With respect to OWL, given RDF is built upon a two-tuple atomic data structure (i.e., the ‘subject-predicate-object’ construct, which itself is a pattern imposed upon a mathematically underlying directed graph) and whereas BFO universals follow a realist ontological perspective, whereby its Continuants are ‘time-indexed’ and its Occurrents are inherently time-dependent, the RDF(/OWL) two-tuple construct fails to model reality directly. That is “time” is a key factor in reality. Ideally, a machine-consumable atomic data structure would innately address time, since our reality does not exist without it. Therefore, real temporal constraints, as in “John is now 27 years old”, have to account for temporal artifacts in roundabout ways.

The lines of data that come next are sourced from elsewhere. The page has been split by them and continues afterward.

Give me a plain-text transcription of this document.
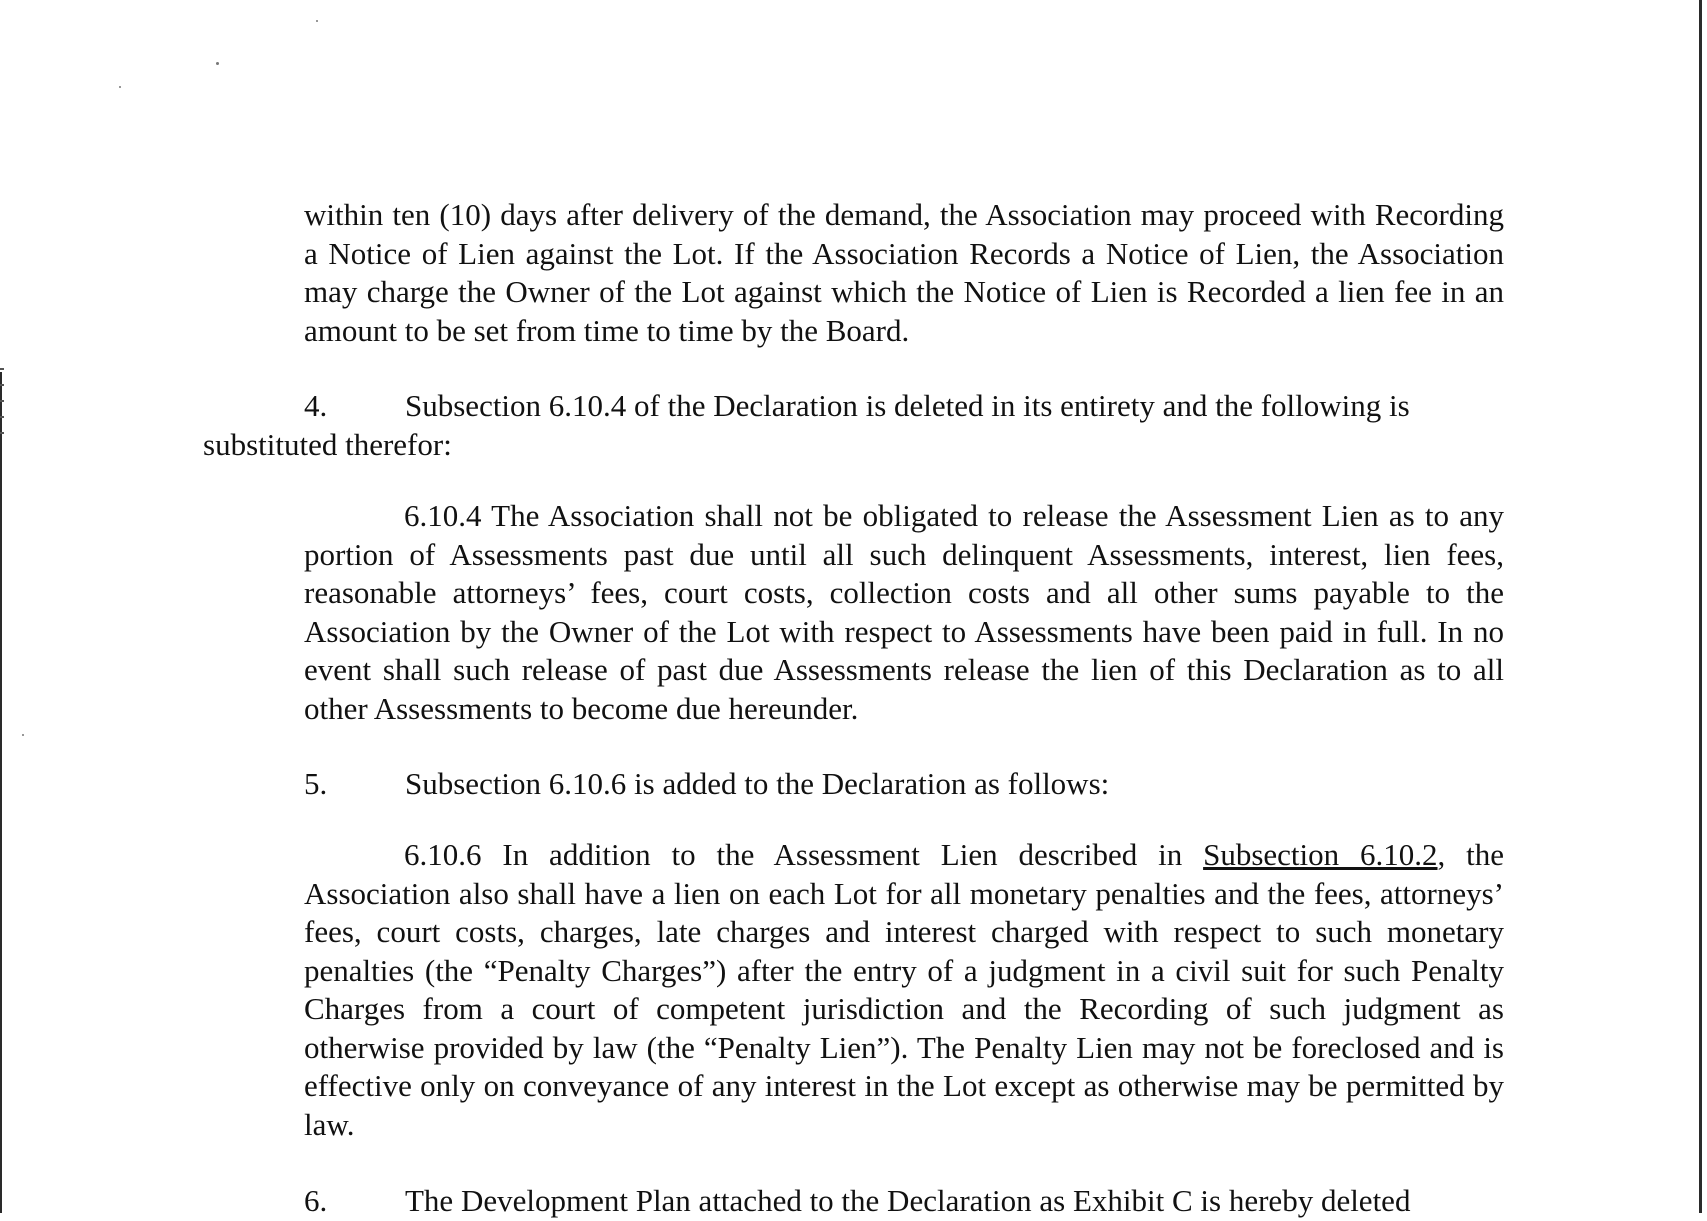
within ten (10) days after delivery of the demand, the Association may proceed with Recording a Notice of Lien against the Lot. If the Association Records a Notice of Lien, the Association may charge the Owner of the Lot against which the Notice of Lien is Recorded a lien fee in an amount to be set from time to time by the Board.

4.	Subsection 6.10.4 of the Declaration is deleted in its entirety and the following is

substituted therefor:

6.10.4 The Association shall not be obligated to release the Assessment Lien as to any portion of Assessments past due until all such delinquent Assessments, interest, lien fees, reasonable attorneys’ fees, court costs, collection costs and all other sums payable to the Association by the Owner of the Lot with respect to Assessments have been paid in full. In no event shall such release of past due Assessments release the lien of this Declaration as to all other Assessments to become due hereunder.

5.	Subsection 6.10.6 is added to the Declaration as follows:

6.10.6 In addition to the Assessment Lien described in Subsection 6.10.2, the Association also shall have a lien on each Lot for all monetary penalties and the fees, attorneys’ fees, court costs, charges, late charges and interest charged with respect to such monetary penalties (the “Penalty Charges”) after the entry of a judgment in a civil suit for such Penalty Charges from a court of competent jurisdiction and the Recording of such judgment as otherwise provided by law (the “Penalty Lien”). The Penalty Lien may not be foreclosed and is effective only on conveyance of any interest in the Lot except as otherwise may be permitted by law.

6.	The Development Plan attached to the Declaration as Exhibit C is hereby deleted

For instance, one can place John’s age behind an OWL B-node implemented as a Datatype Property Restriction. However, this temporal artifact is not publicly exposed, because a B-node’s identifier does not resolve to an IRI; its identifier is generated by an OWL modeling tool, and, therefore, is not directly accessible over the World Wide Web (see https://www.w3.org/TR/rdf11-concepts/#section-blank-nodes). This seems contradictory to the original Open World Assumption of the “web”, because such a node must be explicitly asserted as fact.
Then, of course, we must consider the trans-ontological temporal relationships that exist between universals on the BFO Continuant side (the 3D Perspectivalist view of reality) with the BFO Occurrent side (the 4D Perspectivalist view of reality). For example, given the aforementioned RDF/OWL data structure constraint, how can one best model an Object – Process specific dependence relation, both at the “universal” level and at the “particular” level? For example, to say that a Process particular specifically depends upon one or more Object particulars, requires either a temporal instant or a temporal range within which the Object particular(s) participate in the process, and the temporal component, if a range, can be either contiguous or discontiguous.
> For an introduction see the tutorial videos here…
Unfortunately, the audio is very poorly recorded. I’d love to give the video a view once the audio issue is rectified.